There can't be "too much liberty" because liberty, being the freedom to do anything which doesn't violate others, is self-regulating. If an act violates someone, it's not liberty.

Anarchy isn't about chaos, "Mad Max", or "kill or be killed". Those popular misconceptions come from people taught in schools controlled by the state, which has an interest in promoting fear and ignorance concerning a lack of government.

Anarchy isn't a rejection of rules, but of people who rule. You govern yourself, without imposing control on anyone else. The buck stops with you. You are responsible for your own choices; there is no one else to blame.

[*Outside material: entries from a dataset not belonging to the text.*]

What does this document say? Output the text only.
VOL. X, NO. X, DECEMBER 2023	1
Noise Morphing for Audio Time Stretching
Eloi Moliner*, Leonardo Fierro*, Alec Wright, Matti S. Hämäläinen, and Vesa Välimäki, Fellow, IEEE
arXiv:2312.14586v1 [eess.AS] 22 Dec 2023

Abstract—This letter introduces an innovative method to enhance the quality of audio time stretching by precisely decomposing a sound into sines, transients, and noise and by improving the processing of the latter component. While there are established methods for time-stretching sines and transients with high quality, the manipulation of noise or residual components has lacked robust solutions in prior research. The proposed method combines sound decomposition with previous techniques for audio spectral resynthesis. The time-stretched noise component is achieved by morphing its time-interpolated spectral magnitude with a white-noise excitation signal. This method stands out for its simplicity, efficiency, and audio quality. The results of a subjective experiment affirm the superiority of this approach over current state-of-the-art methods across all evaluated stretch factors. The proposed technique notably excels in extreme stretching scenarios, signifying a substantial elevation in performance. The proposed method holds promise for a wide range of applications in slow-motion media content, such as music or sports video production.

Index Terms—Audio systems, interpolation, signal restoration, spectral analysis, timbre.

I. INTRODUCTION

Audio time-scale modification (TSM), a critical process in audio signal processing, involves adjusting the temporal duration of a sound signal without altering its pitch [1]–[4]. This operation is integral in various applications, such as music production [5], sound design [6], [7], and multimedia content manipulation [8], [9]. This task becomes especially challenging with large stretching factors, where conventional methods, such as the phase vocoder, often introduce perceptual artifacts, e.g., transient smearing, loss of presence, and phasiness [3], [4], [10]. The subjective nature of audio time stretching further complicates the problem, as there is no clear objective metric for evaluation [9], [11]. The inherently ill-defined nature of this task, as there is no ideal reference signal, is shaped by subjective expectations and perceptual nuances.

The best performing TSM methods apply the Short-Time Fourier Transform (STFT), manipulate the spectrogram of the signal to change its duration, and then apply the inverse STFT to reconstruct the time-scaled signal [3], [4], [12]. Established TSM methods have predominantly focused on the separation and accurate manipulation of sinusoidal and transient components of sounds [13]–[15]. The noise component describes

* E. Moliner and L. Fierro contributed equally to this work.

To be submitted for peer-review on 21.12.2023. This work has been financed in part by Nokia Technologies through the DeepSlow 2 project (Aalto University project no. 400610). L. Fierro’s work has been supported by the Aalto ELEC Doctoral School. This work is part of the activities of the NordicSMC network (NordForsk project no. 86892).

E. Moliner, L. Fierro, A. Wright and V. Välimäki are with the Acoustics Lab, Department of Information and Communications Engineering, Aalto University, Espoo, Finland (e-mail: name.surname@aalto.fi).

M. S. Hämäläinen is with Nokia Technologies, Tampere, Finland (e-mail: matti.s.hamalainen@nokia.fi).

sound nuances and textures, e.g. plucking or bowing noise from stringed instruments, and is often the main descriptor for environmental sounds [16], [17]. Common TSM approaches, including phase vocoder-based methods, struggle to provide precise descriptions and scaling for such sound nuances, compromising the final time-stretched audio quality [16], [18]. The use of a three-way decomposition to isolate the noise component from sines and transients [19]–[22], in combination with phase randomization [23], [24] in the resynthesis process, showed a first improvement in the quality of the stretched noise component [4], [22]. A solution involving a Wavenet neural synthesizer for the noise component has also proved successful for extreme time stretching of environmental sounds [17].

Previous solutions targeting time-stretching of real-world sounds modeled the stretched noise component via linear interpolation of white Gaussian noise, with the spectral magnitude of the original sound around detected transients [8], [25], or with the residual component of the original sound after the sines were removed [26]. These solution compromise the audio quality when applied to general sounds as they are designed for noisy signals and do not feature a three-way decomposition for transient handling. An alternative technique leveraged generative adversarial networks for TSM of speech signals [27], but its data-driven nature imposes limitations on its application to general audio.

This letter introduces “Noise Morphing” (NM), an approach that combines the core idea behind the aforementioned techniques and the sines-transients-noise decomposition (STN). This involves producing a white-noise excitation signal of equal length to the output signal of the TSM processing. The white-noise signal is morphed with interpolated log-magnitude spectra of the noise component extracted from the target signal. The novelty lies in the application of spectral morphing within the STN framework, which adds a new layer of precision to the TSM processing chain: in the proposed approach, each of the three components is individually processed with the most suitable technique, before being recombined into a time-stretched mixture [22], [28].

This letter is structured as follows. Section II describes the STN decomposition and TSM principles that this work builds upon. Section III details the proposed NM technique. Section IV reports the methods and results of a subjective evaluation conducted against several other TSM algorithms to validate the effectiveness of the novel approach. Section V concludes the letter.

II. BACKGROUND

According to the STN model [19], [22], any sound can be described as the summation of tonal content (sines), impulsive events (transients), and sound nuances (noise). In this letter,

Anarchy isn't about throwing bombs and growing bushy beards. It isn't against free enterprise. It most certainly isn't socialism or communism- although those groups sometimes misuse the label for propaganda.

Libertarians who don't eventually become anarchists fail to mature. They are ignoring inconsistencies in order to avoid discomfort. They seem to be trying to justify the government functions they support by pretending those aren't based on theft and aggression.

Anyone who carefully considers what liberty means, without making excuses, will eventually see there can be no such thing as a good government, and that evil is never necessary. He may not want to call himself an anarchist, but labels are only words. What matters is what you do, not what you call yourself.

As long as you don't use violence against the non-violent, you respect the property of others, and don't make excuses for people who refuse to follow these non-negotiable rules of society, you are on the right side.

Besides, hasn't this presidential election shown you the folly in seeking political answers to anything?

So, what's the difference between a libertarian and an anarchist? About six months. Or so the joke goes.

My subscriptions are down about $65 from a year ago. That may not sound like much, but when you live on the edge as I do, it's a lot. I desperately need to replace (or surpass) those subscriptions. 
A big "thank you!" to supporters of this blog. I probably couldn't keep doing this without you.



  1. "When the power of love overcomes the love of power, the world will know peace."
    - Jimi Hendrix (1942-1970)

    "When the power of love overcomes the love of power, then there will be true peace."
    - Sri Chinmoy Ghose (1931-2007)

    “The day the power of love overrules the love of power, the world will know peace.”
    ― Mahatma Gandhi (1869-1948)

    "We look forward to the time when the Power of Love will replace the Love of Power. Then will our world know the blessings of peace."